Jacob Kirkegaard: Labyrinthitis - the ear as instrument

Date: 
Wed, 04/03/2013 - 5:00pm - 7:00pm
Location: 
CCRMA Stage, The Knoll, 3rd floor
Event Type: 
Colloquium
Labyrinthitis is based on a physical phenomenon: when two frequencies at a certain ratio are played into the ear, the ear itself will produce a third, deeper tone - a vivid hum, whistle or buzz. For Labyrinthitis, Kirkegaard starts off with two tones which induces a third tone in the listener's ear. He then reproduces that tone and adds a second frequency, triggering a new tone. The process is repeated, creating a descending canon that makes for a rich and utterly mesmerizing listening experience - all the more so as the listener can hear different tones in each ear. 


bio:

Jacob Kirkegaard is a Danish artist focusing on scientific & aesthetic aspects of resonance, time, sound & hearing. His installations, compositions & performances deal with acoustic spaces or phenomena that usually remain imperceptible. Using unorthodox methods for recording, Kirkegaard captures and contextualizes hitherto unheard sounds from within a variety of environments: a geyser, a sand dune, a nuclear power plant, an empty room, a TV tower, and even sounds from the human inner ear itself.
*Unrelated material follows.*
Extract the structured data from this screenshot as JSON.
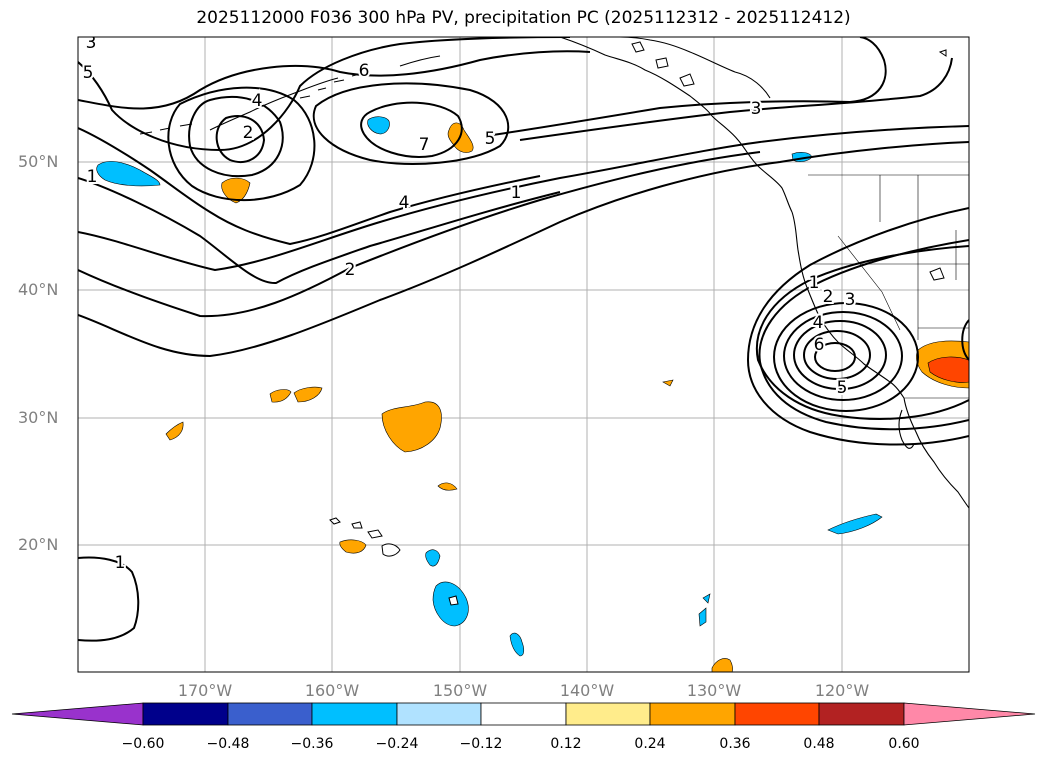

Here is a review about Labyrinthitis from The Wire:

Astonishing work by Danish sound artist Jacob Kirkegaard, who is renowned for capturing and relaying hidden audio phenomena in specific spaces, via an array of esoteric sonic devices. Here he turns his attention to the inner mechanisms of the human ear, exploiting the way the cochlea produces tones of tis own when simulated by particular combinations of external frequencies - a kind of sympathetic resonance. Kirkegaard characterizes the process as "active hearing"; a gradually descending sequence of these "distortion product emissions" produced in the composer's own ear forms the basis of the 'piece'. The listener's ear in turn produces its own tones. WHile it's quite a bizarre sensation not knowing which tones are 'yours' and which are 'his', the overall effect is really quite beautiful. Though Labyrinthitis is named after an otological disorder that can cause extreme disorientation, Kirkegaard insists that the album will cause the listener no harm. Which is more than can be said for, say, a Ting Tings record.